Efficient interpretation of genetic variants using phenotypes

Clinical interpretation of genetic variants is a complicated process where many pieces of information, often inconclusive and sometimes contradictory, has to be puzzled together to reach an answer. In many cases, this makes the interpretation step the major bottleneck for fast and safe processing of patients’ genetic test results. However, with the aid of proper tools, this process can be dramatically simplified.

ELLA already uses advanced rules to automatically filter out the vast majority of benign genetic variants, as well as to tag critical information for pinpointing the most likely disease-causing candidates among those remaining. However, especially for patients with limited inheritance information and vague or uncertain disease traits, the list of candidate genetic variants can still become large and unwieldy.

Within BigMed, we aim to expand ELLA’s functionality for filtering and prioritizing variants. An especially promising approach involves more comprehensive use of phenotype information, which is the observable traits of a patient. Generally speaking, more exact phenotypic descriptions allows narrowing down the list of candidate genes, and consequently fewer variants to interpret. This depends heavily on good phenotyping tools, which is another delivery within BigMed.

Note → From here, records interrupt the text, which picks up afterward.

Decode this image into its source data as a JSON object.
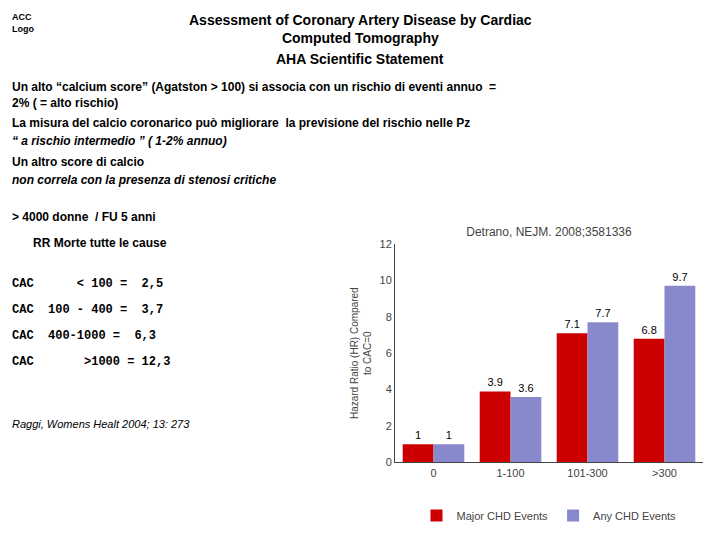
{
  "chart_data": {
    "type": "bar",
    "title": "Detrano, NEJM. 2008;3581336",
    "ylabel": "Hazard Ratio (HR) Compared\nto CAC=0",
    "categories": [
      "0",
      "1-100",
      "101-300",
      ">300"
    ],
    "series": [
      {
        "name": "Major CHD Events",
        "color": "#cc0000",
        "values": [
          1,
          3.9,
          7.1,
          6.8
        ]
      },
      {
        "name": "Any CHD Events",
        "color": "#8888cc",
        "values": [
          1,
          3.6,
          7.7,
          9.7
        ]
      }
    ],
    "ylim": [
      0,
      12
    ],
    "yticks": [
      0,
      2,
      4,
      6,
      8,
      10,
      12
    ],
    "grid": false,
    "legend": "bottom",
    "data_labels": true,
    "annotations": [
      "Assessment of Coronary Artery Disease by Cardiac\nComputed Tomography",
      "AHA Scientific Statement",
      "ACC\nLogo",
      "Un alto “calcium score” (Agatston > 100) si associa con un rischio di eventi annuo  =\n2% ( = alto rischio)",
      "La misura del calcio coronarico può migliorare  la previsione del rischio nelle Pz",
      "“ a rischio intermedio ” ( 1-2% annuo)",
      "Un altro score di calcio ",
      "non correla con la presenza di stenosi critiche",
      "> 4000 donne  / FU 5 anni",
      "RR Morte tutte le cause",
      "CAC      < 100 =  2,5",
      "CAC  100 - 400 =  3,7",
      "CAC  400-1000 =  6,3",
      "CAC       >1000 = 12,3",
      "Raggi, Womens Healt 2004; 13: 273"
    ]
  }
}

Phenotypes can be used as input to generate lists of candidate genes by simple, established gene-phenotype relationships. More advanced approaches involve machine-learning methods that incorporates other sources of information, such as the known biochemical functions of genes in humans, as well as other species. This can be used to calculate pathogenic likelihoods adapted to a particular patient’s observed traits and genetic variants, and consequently sort the variants with the most likely disease-causing candidates on top.

Although many of these algorithms are still not ready for prime-time clinical use, their use can still be justified in cases where answering times are especially critical, such as in newborns with severe, potentially treatable syndromes. This is thus well suited for another delivery within BigMed, a High speed pipeline for NICU whole genome sequencing.

Structural variants from high-throughput sequencing

The use of high-throughput DNA sequencing technologies for small genetic variations in the genome, from single to a few tens of nucleotides, has become very mature, with a precision going beyond earlier methods. However, using the same technology for characterizing changes that affect larger parts of the genome, so called structural variants, has proved more challenging. At the moment, there is no “gold standard” for genotyping structural variants with this technology, leaving it up to individual parties to find their own solutions.

The potential gains, however, are large: Including structural variants with other variants using this technology means that a near-complete picture of a patient’s genetic makeup can be produced in a single run. For certain patient groups, this has proved vital in finding the true disease-causing variants. Including structural variants from high-throughput sequencing thus has the potential to increase the positive detection rate dramatically, while at the same time reducing the complexity, time and cost required to reach an answer.

In BigMed, we are working with a bioinformatics pipeline that will produce structural variant results with a high enough confidence to be used for clinical purposes, as well as ways of presenting and managing the results for clinical interpretation. For the latter, we are implementing support for structural variants in ELLA, alongside existing functionality for shorter variants.

Our plans for ELLA include visual presentation of structural variants with critical information gathered from external and internal sources, as well as ways of filtering out technical artefacts and benign variants. The analysis process will also be tightly intertwined with the use of structured phenotypes described above, which will be especially important in whole-genome approaches.